We believe that radiomics-based models can improve the diagnostic accuracy and efficiency of diagnostic physicians because radiomics models use mathematical algorithms to describe lesions more objectively and can complement radiologists by providing quantitative information that is not available through visual analysis. Radiomics features are believed to reflect intraregional heterogeneity [21, 34]. In our study, the radiomics model included 9 PET features (6 first-order features and 3 texture features) and 17 CT features (3 first-order features, 13 texture features and 1 shape feature). Among the 26 features, the root mean squared, skewness, dependence variance, size zone nonuniformity and dependence entropy were the features with high weight coefficients. Root mean squared as entropy-derived data has emerged as one of the most relevant radiomics features for tumor aggressiveness [35]. The skewness represents the asymmetry of the gray distribution. Higher skewness has been reported as a predictive feature of reduced survival and genetic mutations in lung and colorectal cancer [36,37,38]. In our study, we found that malignant VCFs had a higher discretized intensity skewness than benign VCFs, which was consistent with the results of Choong Guen Chee’s study [19]. Furthermore, we created a nomogram including the rad-score and clinical risk factors that can depict the prediction results and provide an easy-to-use method for individualized prediction of benign and malignant VCF.

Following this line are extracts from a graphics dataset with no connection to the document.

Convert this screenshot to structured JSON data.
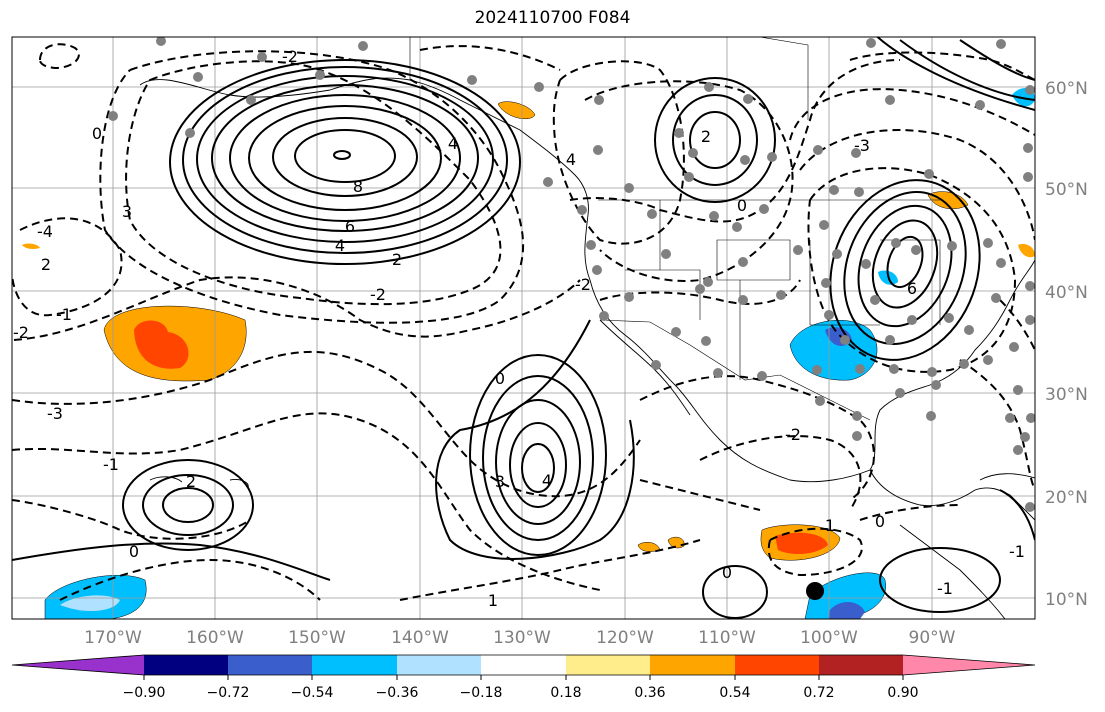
{
  "title": "2024110700 F084",
  "lat_labels": [
    "60°N",
    "50°N",
    "40°N",
    "30°N",
    "20°N",
    "10°N"
  ],
  "lon_labels": [
    "170°W",
    "160°W",
    "150°W",
    "140°W",
    "130°W",
    "120°W",
    "110°W",
    "100°W",
    "90°W"
  ],
  "colorbar": {
    "ticks": [
      "−0.90",
      "−0.72",
      "−0.54",
      "−0.36",
      "−0.18",
      "0.18",
      "0.36",
      "0.54",
      "0.72",
      "0.90"
    ],
    "colors": [
      "#9932cc",
      "#000080",
      "#3a5fcd",
      "#00bfff",
      "#b0e2ff",
      "#ffffff",
      "#ffec8b",
      "#ffa500",
      "#ff4500",
      "#b22222",
      "#ff88aa"
    ]
  },
  "contour_labels": [
    "8",
    "6",
    "4",
    "2",
    "0",
    "-2",
    "3",
    "-4",
    "2",
    "4",
    "-3",
    "-1",
    "2",
    "0",
    "-2",
    "1",
    "0",
    "-1",
    "6",
    "2",
    "0",
    "4",
    "-3",
    "3",
    "-2",
    "4",
    "-2",
    "-1",
    "0",
    "-2",
    "0",
    "1",
    "-1"
  ]
}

This study has several limitations. First, this was a single-center retrospective study with a relatively small sample size, especially in the test group. Second, most of the malignant VCFs were metastatic tumors, while the proportion of myeloma and lymphoma was small, which might lead to potential confounding factors. Third, the slice thickness of 3.75 mm might be a limitation to this study. Thinner axial slices could increase reliability. Furthermore, we used radiomics for the analysis, and expanding the sample size for deep learning might make the results more reliable and meaningful. Finally, we only performed internal validation. Additional external validation is required to confirm the robustness and generalization of our model.

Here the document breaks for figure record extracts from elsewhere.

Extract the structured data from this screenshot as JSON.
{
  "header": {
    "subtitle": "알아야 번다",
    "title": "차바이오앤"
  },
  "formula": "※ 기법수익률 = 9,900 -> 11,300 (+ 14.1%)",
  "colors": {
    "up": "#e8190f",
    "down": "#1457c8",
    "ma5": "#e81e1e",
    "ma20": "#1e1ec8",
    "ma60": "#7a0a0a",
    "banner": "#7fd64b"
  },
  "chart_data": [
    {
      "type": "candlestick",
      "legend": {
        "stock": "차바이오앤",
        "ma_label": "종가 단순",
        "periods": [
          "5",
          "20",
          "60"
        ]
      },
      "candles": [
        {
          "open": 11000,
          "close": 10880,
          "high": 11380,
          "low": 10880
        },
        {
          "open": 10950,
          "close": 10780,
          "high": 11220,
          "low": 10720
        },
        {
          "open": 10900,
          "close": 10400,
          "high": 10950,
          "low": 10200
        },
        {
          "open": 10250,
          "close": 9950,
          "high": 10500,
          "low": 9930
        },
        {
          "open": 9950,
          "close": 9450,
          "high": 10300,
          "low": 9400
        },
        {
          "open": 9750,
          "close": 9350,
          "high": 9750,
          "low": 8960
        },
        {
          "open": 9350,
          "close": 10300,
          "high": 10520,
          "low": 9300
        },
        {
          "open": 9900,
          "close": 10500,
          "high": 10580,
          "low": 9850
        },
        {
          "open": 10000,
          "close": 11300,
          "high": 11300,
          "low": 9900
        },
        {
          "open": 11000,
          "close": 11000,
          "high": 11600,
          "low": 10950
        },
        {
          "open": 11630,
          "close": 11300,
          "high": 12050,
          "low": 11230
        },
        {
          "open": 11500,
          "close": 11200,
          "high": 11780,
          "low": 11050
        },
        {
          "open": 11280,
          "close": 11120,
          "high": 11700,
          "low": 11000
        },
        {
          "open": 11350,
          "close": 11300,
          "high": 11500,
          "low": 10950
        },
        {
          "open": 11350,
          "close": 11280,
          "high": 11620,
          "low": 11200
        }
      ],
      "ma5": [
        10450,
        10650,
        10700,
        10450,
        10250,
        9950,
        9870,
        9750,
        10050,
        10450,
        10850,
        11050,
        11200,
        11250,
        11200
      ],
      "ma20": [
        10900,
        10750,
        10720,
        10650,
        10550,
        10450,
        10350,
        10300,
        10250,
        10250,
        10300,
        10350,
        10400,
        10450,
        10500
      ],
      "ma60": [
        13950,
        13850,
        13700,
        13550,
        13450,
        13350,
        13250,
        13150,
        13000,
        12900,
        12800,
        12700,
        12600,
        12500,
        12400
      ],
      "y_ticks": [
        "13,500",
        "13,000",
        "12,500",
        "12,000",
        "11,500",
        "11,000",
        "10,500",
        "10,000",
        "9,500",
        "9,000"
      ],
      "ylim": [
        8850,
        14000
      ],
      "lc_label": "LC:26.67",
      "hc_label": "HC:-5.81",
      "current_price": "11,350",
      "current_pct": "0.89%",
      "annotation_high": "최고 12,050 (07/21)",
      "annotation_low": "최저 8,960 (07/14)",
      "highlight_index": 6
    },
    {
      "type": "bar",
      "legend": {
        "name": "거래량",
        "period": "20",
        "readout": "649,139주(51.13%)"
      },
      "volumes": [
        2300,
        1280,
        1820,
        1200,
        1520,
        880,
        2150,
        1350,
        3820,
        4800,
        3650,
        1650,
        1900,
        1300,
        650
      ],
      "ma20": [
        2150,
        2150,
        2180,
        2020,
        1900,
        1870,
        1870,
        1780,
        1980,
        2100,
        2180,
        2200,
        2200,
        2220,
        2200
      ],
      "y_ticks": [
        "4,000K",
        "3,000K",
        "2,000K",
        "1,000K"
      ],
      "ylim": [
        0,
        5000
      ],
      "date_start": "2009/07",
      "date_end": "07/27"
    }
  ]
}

In summary, the radiomics model and clinical–radiomics model combining clinical parameters with radiomics scores based on 18F-FDG-PET/CT can be used to predict the malignancy of vertebral compression fractures with high diagnostic accuracy. The predictive models can serve as potential decision support tools for clinicians and nuclear medicine physicians and help facilitate the appropriate management of patients with VCFs.